Page MenuHomePhabricator

integration-agent-docker-1028 is not reachable
Closed, ResolvedPublic

Description

https://integration.wikimedia.org/ci/computer/integration%2Dagent%2Ddocker%2D1028/log

[08/16/22 20:19:38] [SSH] Opening SSH connection to 172.16.7.62:22.
connect timed out
ERROR: Connection is not established!
java.lang.IllegalStateException: Connection is not established!

And I can't ssh to it:

integration-agent-docker-1028.integration.eqiad1.wikimedia.cloud: Permission denied (publickey).

Event Timeline

Mentioned in SAL (#wikimedia-releng) [2022-08-16T20:30:47Z] <hashar> Repooled integration-agent-docker-1028 , it was mysteriously unreachable T315372

hashar claimed this task.

According to https://horizon.wikimedia.org/project/instances/886e9ca7-a2bc-4bd3-9a71-ae743245fe6a/ It had a live-migration on July 19, 2022, 3:13 a.m.

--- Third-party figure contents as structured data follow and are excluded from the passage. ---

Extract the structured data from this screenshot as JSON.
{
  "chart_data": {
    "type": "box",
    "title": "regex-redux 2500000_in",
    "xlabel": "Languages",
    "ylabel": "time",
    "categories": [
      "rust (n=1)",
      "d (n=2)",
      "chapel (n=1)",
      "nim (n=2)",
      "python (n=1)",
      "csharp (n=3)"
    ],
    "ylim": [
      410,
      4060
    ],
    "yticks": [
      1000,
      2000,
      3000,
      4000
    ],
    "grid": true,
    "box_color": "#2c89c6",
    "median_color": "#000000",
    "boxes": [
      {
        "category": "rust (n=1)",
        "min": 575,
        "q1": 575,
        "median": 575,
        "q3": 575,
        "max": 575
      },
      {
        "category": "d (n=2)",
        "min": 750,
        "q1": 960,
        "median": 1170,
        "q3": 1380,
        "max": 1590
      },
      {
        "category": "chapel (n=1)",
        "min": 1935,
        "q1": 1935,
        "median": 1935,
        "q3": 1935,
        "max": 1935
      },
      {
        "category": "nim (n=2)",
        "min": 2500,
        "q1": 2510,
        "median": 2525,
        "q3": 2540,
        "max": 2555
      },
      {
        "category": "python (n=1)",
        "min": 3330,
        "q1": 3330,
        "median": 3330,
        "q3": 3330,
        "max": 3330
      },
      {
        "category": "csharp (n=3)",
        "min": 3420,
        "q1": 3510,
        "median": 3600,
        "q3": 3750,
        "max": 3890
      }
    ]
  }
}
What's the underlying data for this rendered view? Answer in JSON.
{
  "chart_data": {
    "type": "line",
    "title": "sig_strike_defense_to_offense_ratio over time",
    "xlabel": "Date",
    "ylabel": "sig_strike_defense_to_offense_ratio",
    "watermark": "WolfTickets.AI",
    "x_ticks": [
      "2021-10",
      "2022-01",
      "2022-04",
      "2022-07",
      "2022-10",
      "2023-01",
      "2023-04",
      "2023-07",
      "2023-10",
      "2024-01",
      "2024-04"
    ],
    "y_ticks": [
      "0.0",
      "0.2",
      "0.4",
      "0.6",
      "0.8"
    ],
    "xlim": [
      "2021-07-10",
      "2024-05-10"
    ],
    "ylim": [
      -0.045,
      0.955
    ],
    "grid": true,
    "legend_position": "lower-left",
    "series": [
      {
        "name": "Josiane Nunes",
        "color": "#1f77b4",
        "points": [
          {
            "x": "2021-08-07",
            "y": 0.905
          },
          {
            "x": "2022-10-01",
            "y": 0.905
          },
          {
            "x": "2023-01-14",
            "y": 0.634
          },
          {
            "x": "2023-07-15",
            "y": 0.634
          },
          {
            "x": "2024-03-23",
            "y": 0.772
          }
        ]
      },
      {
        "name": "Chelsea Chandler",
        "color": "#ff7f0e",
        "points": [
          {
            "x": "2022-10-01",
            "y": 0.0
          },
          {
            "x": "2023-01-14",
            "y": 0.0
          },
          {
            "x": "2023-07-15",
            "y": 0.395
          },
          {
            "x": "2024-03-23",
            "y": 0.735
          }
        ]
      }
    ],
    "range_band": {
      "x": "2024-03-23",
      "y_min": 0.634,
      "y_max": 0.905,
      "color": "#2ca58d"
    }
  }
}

I have rebooted the instance via Horizon and managed to ssh to it again. motd says:

The last Puppet run was at Tue Aug 16 16:37:37 UTC 2022 (231 minutes ago).

So it got stuck somehow?

Based on timing, this was likely related to an accidental reboot of several cloudvirts that happened on today (2022-09-16).

Could have been. That got noticed last week due to a script failing T315106 and I am guessing the instance had been unreachable for a lot longer though. Anyway the restart fixed it ;) Thx for the hint Bryan.